Tuesday, March 18, 2008

Me

Here's a little background about me. I'm a divorced single parent of a wonderful son, who will be turning 11 this week. What an amazing age! He truly is a gift from God, my miracle! He also may be living proof that maybe I have done something right amidst what seems like uncertainty.

I work full-time as...well that's hard to say as my job title has stayed the same over the past decade but the job description and responsibilities seem to change. Once I truly believed I was a social worker. As time passes, it seems like social is the farthest thing from my job. In rare occasions, when I am able to do social work - I realize why I became a social worker and relish in those moments that more and more frequently seem so few and far between. In December, I was "picked" for whatever reason - as I'm sure there could be many: skill, talent, expendability, knowledge, desire to name a few - to work 92 miles away from my local office to "test" a new pilot program for a 3-month duration. While not entirely thrilled about the project, the idea of what my job would become if I didn't go didn't seem that appealing either. After 7 years in the current office, I was due for a change and thought this was definitely an opportunity for that! Needless to say commuting this winter wasn't always fun! I've managed to work the schedule around my son so that's worked well - although staying in a hotel on nights he's with his dad has helped with the long commute - even if only one day a week. The three months was complete at the end of February and well the testing isn't. The pilot roll-out has been delayed to June or August - yep, guess July just wasn't a good month :) So 3-months could quickly be a year before I know it. I'm trying to look at the positives of this temporary position but the bottom-line is that it isn't financially beneficial for the employer to have me there, especially when the program isn't working. So needless to say, the job is frustrating at best, as an A-personality I have little patience with incompetence whether in a program or a person and busy work isn't for me!

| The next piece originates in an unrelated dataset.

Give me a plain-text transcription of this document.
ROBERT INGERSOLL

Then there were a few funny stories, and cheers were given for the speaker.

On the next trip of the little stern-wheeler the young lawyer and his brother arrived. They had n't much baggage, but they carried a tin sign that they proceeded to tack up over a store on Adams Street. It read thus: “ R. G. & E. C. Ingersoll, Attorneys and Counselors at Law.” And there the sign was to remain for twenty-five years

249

I do have to admit that this project has enlightened me to all those that commute and drive for a living. It isn't for me. I find on the weekends that I would prefer to now not leave the house. A day of not driving anywhere seems like endless bliss :) For the first 3.5 years of my job I commuted 35 minutes each way. I switched offices to be closer to home and I live 5 minutes away. The convenience of everything minutes away is precious. The other day I was talking to a CSR at the bank about Mutual Funds and IRA's and he wanted to discuss it in person. I couldn't. I couldn't believe how sad that was that I couldn't schedule an appointment. He even offered a weekend - but I'm not dragging my son with me - that's my time with him! Not a single day that I could schedule a time for an hour meeting while commuting. If it can't be done via email or phone, right now I just can't do it! I can't find the time for those extra, non-critical issues that before wouldn't have been a big deal. Even shopping and errands are more difficult to fit in. I did manage to start shopping for my vacation tonight - which turned into an all night affair and a boycot of going into the local office to work there too. Oh yeah, on the side I'm suppose to still manage my local job casework - which I average about 5 hours per week - yeah as you can imagine that works well! :) But at least it won't be a complete nightmare if and when I ever do return to it full-time!